Qwen3 Coder's ability to handle multi-turn prompts may make it suitable for agentic workflows, but that wasn't tested directly in this standard coding evaluation. For pure code quality and output structure, it's safe but not revolutionary.
Performance Comparison with Other Models
How does Qwen3 Coder stack up when looking at the broader model landscape? We compared its average ratings with top open-source models and market-leading proprietary models on the coding tasks.
Coding Ratings: Qwen3 Coder vs Top Open-Source and Proprietary Models
Compared to open-source peers, Qwen3 Coder outperforms DeepSeek V3 (New) on average, but remains a step behind Kimi K2 in most areas. Kimi K2 continues to claim the top open-source spot for coding, thanks to its better formatting and slightly stronger performance on normal and visualization tasks.

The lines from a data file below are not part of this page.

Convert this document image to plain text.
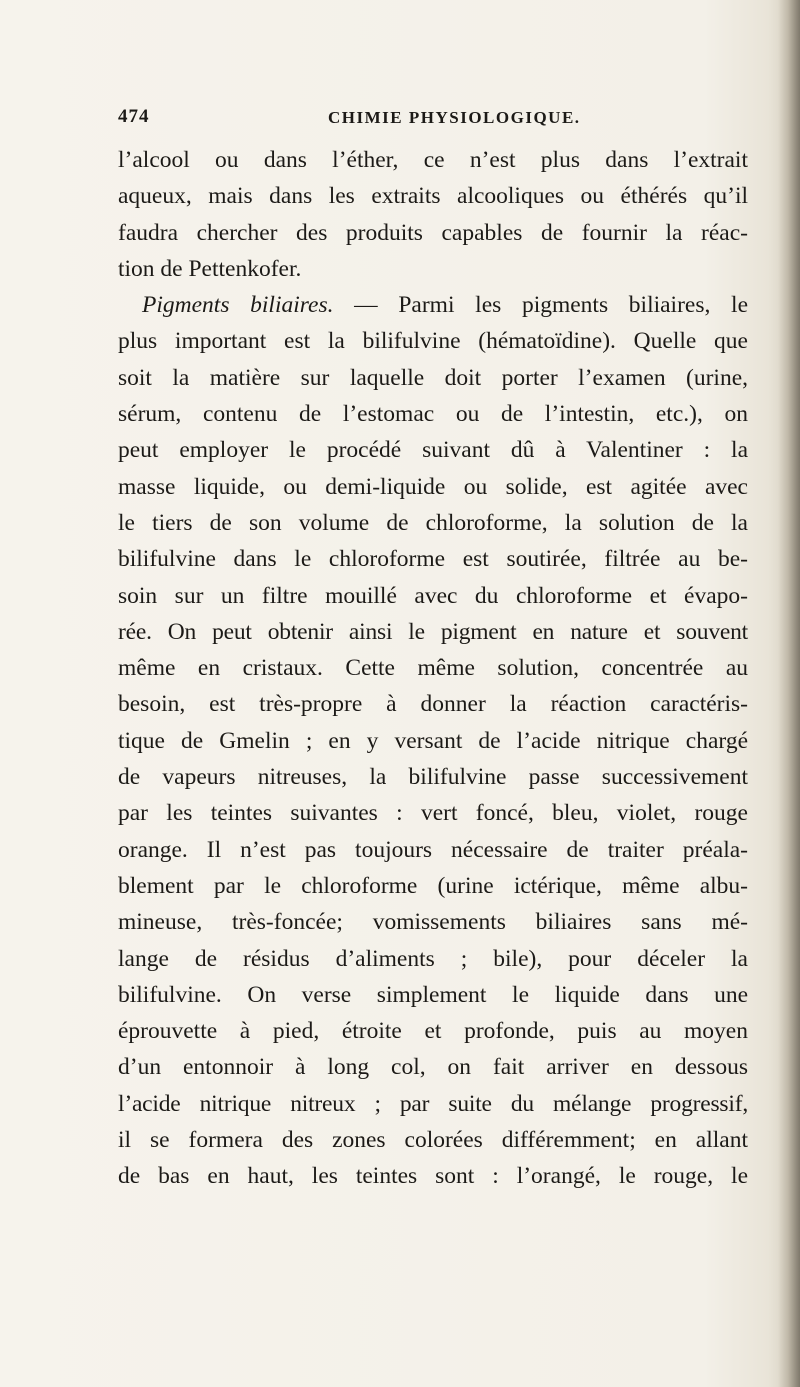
474	CHIMIE PHYSIOLOGIQUE.
l’alcool ou dans l’éther, ce n’est plus dans l’extrait
aqueux, mais dans les extraits alcooliques ou éthérés qu’il
faudra chercher des produits capables de fournir la réac-
tion de Pettenkofer.
Pigments biliaires. — Parmi les pigments biliaires, le
plus important est la bilifulvine (hématoïdine). Quelle que
soit la matière sur laquelle doit porter l’examen (urine,
sérum, contenu de l’estomac ou de l’intestin, etc.), on
peut employer le procédé suivant dû à Valentiner : la
masse liquide, ou demi-liquide ou solide, est agitée avec
le tiers de son volume de chloroforme, la solution de la
bilifulvine dans le chloroforme est soutirée, filtrée au be-
soin sur un filtre mouillé avec du chloroforme et évapo-
rée. On peut obtenir ainsi le pigment en nature et souvent
même en cristaux. Cette même solution, concentrée au
besoin, est très-propre à donner la réaction caractéris-
tique de Gmelin ; en y versant de l’acide nitrique chargé
de vapeurs nitreuses, la bilifulvine passe successivement
par les teintes suivantes : vert foncé, bleu, violet, rouge
orange. Il n’est pas toujours nécessaire de traiter préala-
blement par le chloroforme (urine ictérique, même albu-
mineuse, très-foncée; vomissements biliaires sans mé-
lange de résidus d’aliments ; bile), pour déceler la
bilifulvine. On verse simplement le liquide dans une
éprouvette à pied, étroite et profonde, puis au moyen
d’un entonnoir à long col, on fait arriver en dessous
l’acide nitrique nitreux ; par suite du mélange progressif,
il se formera des zones colorées différemment; en allant
de bas en haut, les teintes sont : l’orangé, le rouge, le
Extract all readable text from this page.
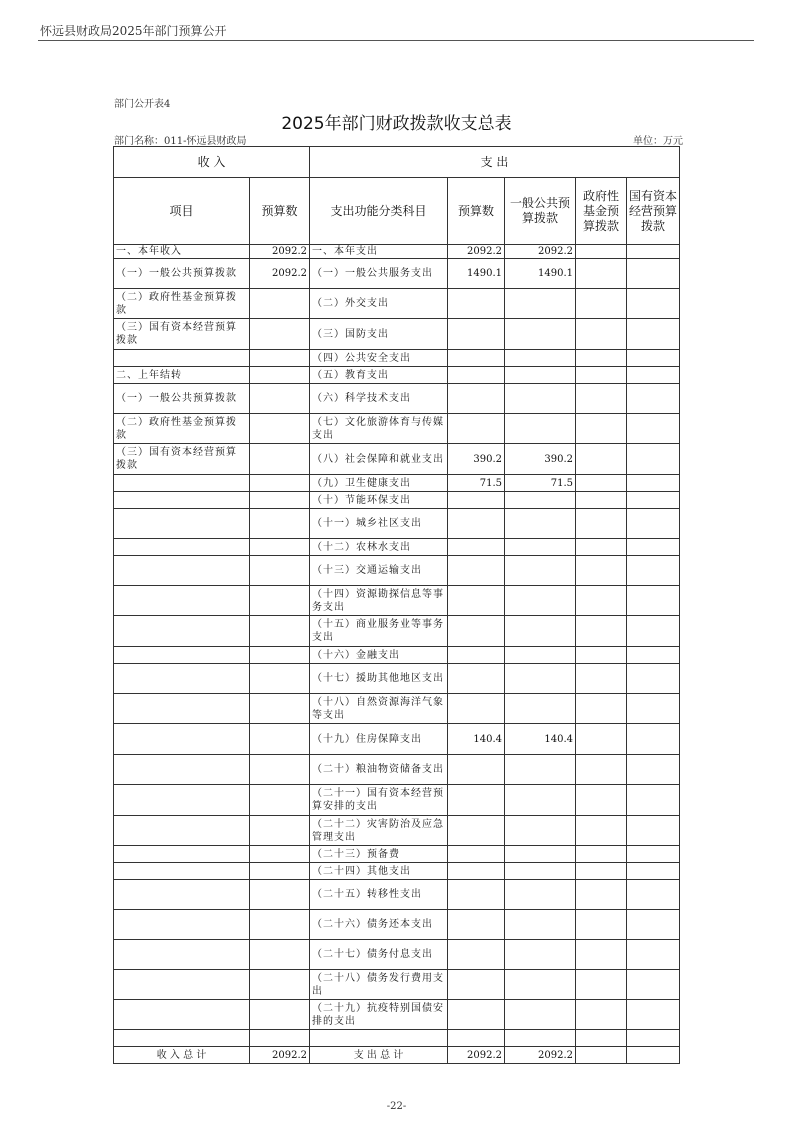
怀远县财政局2025年部门预算公开
部门公开表4
2025年部门财政拨款收支总表
部门名称：011-怀远县财政局	单位：万元
收 入		支 出				
项目	预算数	支出功能分类科目	预算数	一般公共预算拨款	政府性基金预算拨款	国有资本经营预算拨款
一、本年收入	2092.2	一、本年支出	2092.2	2092.2		
（一）一般公共预算拨款	2092.2	（一）一般公共服务支出	1490.1	1490.1		
（二）政府性基金预算拨款		（二）外交支出				
（三）国有资本经营预算拨款		（三）国防支出				
		（四）公共安全支出				
二、上年结转		（五）教育支出				
（一）一般公共预算拨款		（六）科学技术支出				
（二）政府性基金预算拨款		（七）文化旅游体育与传媒支出				
（三）国有资本经营预算拨款		（八）社会保障和就业支出	390.2	390.2		
		（九）卫生健康支出	71.5	71.5		
		（十）节能环保支出				
		（十一）城乡社区支出				
		（十二）农林水支出				
		（十三）交通运输支出				
		（十四）资源勘探信息等事务支出				
		（十五）商业服务业等事务支出				
		（十六）金融支出				
		（十七）援助其他地区支出				
		（十八）自然资源海洋气象等支出				
		（十九）住房保障支出	140.4	140.4		
		（二十）粮油物资储备支出				
		（二十一）国有资本经营预算安排的支出				
		（二十二）灾害防治及应急管理支出				
		（二十三）预备费				
		（二十四）其他支出				
		（二十五）转移性支出				
		（二十六）债务还本支出				
		（二十七）债务付息支出				
		（二十八）债务发行费用支出				
		（二十九）抗疫特别国债安排的支出				

收 入 总 计	2092.2	支 出 总 计	2092.2	2092.2		
-22-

Against top proprietary models, Qwen3 Coder is less competitive. Gemini 2.5 Pro beats it overall, even though Qwen3 Coder matches or exceeds it on some concise-code tasks.
Qwen3 Coder is still far behind the top models like Claude 4 models or GPT-4.1 for coding tasks.
Overall Standing and Recommendation
Overall, Qwen3 Coder is a robust open-source choice for code generation use cases. It is a clear improvement over DeepSeek V3 (New). However, Kimi K2 keeps the crown for best open non-reasoning coder.
We look forward to seeing how Qwen3 Coder's unique agentic coding features translate to more complex, interactive environments. For now, it's a strong second in the open-source field.
All of the results and analyses in this post were produced with 16x Eval.
16x Eval makes it easy to run side-by-side model comparisons, analyze output quality, and systematically benchmark LLMs for coding, writing, and more. If you're looking for a structured way to evaluate models like Qwen3 Coder on your custom tasks, it's a tool built to fit that exact need.
Evaluation Methodology: All ratings in this evaluation are human ratings based on a set of criteria, including but not limited to correctness, completeness, code quality, creativity, and adherence to instructions.
Prompt variations are used on a best-effort basis to perform style control across models.